Robinson, who is 51, was diagnosed with a bronchial carcinoid tumour on his lung in February and was treated with surgery followed by chemotherapy.

Despite spending most of the election campaign recuperating, Mr Robinson returned on election night for the results coverage.

So, how can employees protect themselves?

“Not all employers behave like the BBC when presented with news of prolonged absence of an employee in potentially life-threatening circumstances. But employers do have a strict legal obligation to make adjustments. A person suffering from cancer has the same rights as someone with a disability and needs to be accommodated fairly.”

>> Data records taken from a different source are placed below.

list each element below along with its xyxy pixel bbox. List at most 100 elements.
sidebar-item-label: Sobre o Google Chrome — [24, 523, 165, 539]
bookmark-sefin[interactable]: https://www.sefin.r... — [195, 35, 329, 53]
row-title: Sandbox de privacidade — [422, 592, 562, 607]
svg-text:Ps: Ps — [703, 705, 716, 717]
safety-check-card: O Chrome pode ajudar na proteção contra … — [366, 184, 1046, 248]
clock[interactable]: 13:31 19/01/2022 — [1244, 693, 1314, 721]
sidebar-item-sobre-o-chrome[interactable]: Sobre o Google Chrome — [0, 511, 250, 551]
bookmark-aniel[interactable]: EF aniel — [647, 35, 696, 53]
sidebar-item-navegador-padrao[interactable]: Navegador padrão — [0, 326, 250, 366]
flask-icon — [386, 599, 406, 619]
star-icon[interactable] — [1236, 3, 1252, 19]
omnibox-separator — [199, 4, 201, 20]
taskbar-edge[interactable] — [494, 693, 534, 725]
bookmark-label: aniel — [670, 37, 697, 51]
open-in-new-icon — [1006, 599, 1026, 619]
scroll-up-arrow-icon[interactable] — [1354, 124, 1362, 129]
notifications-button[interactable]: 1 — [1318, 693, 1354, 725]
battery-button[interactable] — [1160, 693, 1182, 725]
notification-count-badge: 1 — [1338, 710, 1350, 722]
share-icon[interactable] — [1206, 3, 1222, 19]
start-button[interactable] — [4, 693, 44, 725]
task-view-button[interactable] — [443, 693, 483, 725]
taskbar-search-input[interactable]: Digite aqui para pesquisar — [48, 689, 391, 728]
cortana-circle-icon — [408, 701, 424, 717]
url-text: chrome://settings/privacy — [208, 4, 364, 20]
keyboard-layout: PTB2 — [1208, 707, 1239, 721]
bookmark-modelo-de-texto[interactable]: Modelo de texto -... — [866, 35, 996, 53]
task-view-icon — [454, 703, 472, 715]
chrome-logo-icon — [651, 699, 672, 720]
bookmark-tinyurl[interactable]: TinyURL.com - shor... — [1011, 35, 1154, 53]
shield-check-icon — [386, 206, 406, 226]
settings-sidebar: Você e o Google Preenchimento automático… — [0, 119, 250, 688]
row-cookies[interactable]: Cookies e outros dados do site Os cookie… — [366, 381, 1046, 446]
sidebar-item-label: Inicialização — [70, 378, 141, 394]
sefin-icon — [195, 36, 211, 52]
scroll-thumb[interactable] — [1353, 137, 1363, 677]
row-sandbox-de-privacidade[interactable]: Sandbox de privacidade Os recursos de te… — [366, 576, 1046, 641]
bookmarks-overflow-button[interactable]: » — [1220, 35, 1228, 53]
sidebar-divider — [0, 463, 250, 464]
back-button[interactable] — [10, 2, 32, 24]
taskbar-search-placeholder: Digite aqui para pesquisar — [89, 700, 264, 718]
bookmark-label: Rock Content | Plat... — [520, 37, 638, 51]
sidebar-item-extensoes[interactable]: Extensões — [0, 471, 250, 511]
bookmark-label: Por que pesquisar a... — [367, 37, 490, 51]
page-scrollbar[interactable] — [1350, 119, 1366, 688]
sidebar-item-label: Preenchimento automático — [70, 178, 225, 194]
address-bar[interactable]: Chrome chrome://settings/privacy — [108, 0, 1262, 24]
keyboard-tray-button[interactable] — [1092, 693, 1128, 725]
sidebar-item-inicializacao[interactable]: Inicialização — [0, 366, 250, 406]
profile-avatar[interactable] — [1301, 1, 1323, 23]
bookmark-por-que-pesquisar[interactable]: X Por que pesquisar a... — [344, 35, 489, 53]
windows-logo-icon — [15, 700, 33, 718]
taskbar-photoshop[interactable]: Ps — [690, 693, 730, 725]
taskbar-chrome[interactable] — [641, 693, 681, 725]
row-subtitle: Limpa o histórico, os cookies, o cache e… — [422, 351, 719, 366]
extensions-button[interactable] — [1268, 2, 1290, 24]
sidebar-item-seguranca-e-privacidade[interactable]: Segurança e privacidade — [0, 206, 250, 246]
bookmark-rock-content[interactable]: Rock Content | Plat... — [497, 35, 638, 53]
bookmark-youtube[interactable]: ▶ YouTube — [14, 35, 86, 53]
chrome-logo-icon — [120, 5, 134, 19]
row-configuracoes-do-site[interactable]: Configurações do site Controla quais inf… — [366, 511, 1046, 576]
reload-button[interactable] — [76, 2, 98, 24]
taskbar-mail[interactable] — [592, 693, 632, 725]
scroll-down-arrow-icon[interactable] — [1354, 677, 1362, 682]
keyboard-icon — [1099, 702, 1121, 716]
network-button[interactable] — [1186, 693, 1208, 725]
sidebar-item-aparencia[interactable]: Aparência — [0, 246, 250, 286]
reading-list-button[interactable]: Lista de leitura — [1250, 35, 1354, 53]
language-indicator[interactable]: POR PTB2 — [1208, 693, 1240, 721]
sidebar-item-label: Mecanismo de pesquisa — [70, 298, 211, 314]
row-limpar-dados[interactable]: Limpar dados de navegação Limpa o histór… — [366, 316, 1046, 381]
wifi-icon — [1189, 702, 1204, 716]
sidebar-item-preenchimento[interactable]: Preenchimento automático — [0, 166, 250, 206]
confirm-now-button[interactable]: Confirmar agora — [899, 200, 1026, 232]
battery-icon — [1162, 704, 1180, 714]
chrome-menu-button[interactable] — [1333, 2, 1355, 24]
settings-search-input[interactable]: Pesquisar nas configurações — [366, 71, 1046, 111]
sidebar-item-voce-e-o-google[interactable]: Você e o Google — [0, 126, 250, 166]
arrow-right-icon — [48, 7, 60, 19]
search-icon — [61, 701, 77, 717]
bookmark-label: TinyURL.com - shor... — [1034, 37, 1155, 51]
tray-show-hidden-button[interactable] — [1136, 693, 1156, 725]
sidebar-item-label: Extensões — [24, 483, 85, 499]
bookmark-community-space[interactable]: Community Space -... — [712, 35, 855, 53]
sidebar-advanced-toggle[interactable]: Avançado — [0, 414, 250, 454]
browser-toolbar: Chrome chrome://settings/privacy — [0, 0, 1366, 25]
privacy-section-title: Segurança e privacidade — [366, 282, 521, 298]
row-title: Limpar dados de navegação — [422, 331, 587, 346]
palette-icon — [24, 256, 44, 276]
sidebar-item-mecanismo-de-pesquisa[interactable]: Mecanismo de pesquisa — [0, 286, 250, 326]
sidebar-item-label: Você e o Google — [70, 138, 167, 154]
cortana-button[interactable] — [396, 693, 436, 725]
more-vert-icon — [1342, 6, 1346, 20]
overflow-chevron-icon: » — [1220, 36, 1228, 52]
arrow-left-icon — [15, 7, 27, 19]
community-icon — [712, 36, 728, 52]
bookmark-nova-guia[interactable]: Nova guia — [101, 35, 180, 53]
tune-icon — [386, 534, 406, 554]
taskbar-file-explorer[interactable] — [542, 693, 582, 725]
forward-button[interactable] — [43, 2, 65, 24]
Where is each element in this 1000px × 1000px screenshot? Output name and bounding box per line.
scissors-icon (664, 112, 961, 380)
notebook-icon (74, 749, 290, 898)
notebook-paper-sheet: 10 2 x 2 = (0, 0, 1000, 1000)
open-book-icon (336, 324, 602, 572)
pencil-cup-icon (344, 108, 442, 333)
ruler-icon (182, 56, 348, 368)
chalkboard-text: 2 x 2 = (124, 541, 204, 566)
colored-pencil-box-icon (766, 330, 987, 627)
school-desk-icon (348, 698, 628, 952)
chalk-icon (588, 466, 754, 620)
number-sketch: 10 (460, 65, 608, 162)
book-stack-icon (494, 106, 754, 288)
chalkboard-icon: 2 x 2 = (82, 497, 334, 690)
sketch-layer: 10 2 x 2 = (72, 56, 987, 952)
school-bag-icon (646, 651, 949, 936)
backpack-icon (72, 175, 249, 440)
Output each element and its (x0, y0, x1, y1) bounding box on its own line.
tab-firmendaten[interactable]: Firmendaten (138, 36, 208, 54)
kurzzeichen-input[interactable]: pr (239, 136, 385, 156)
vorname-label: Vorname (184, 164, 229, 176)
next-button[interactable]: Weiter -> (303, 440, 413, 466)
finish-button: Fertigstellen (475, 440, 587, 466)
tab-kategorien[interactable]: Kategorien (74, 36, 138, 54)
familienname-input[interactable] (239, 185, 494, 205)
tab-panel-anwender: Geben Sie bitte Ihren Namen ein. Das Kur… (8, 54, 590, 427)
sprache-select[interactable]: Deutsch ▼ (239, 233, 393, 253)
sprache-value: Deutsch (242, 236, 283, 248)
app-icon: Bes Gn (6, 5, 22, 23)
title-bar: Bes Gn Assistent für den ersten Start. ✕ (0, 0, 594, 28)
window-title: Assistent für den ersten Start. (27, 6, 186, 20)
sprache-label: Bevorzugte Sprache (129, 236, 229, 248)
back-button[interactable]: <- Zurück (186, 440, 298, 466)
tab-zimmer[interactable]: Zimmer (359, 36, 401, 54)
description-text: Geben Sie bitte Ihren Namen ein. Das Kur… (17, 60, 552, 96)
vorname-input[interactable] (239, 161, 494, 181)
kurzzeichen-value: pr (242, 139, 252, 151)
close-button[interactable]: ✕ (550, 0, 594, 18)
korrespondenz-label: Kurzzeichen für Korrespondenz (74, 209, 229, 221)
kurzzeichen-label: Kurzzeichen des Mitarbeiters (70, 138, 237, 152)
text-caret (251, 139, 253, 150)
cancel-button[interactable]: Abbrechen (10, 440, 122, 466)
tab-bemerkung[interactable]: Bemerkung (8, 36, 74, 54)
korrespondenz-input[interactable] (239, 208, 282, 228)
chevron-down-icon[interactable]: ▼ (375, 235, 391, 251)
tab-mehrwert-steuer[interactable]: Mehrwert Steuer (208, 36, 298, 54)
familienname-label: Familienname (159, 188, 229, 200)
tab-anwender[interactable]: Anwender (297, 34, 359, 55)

The key things to consider, says Sarah are:

  • Good communication so that everyone can agree what adjustments can be made to accommodate absence, how the person wants to be kept in touch with throughout treatment and who takes responsibility for it.  Keep a log of all the meetings so that there is no confusion.
  • Employers should already have a HR policy on cancer, so that it can be referred to objectively
  • Bosses understanding what a reasonable adjustment looks like is a phased return feasible, is another role possible in the long-term? An employer needs to give proper consideration to all outcomes. If they fail to make adjustments they may well face grievances and potential claims so it’s important to get it right.
  • The effect of the diagnosis on colleagues. Everyone who is affected by the employee’s diagnosis needs to be briefed on the situation and the company’s legal obligations.

“It is possible to overlook people with cancer when they return to work,” says Sarah, “Especially if it’s a long-term battle and someone is away from their job for a year and their capability to do the role is affected.

“Employees are valid members of staff and their talents and capability is much missed while they are absent. A smooth return to work is not only helpful to a recovering cancer patient; it can have huge on-going benefits to the company.”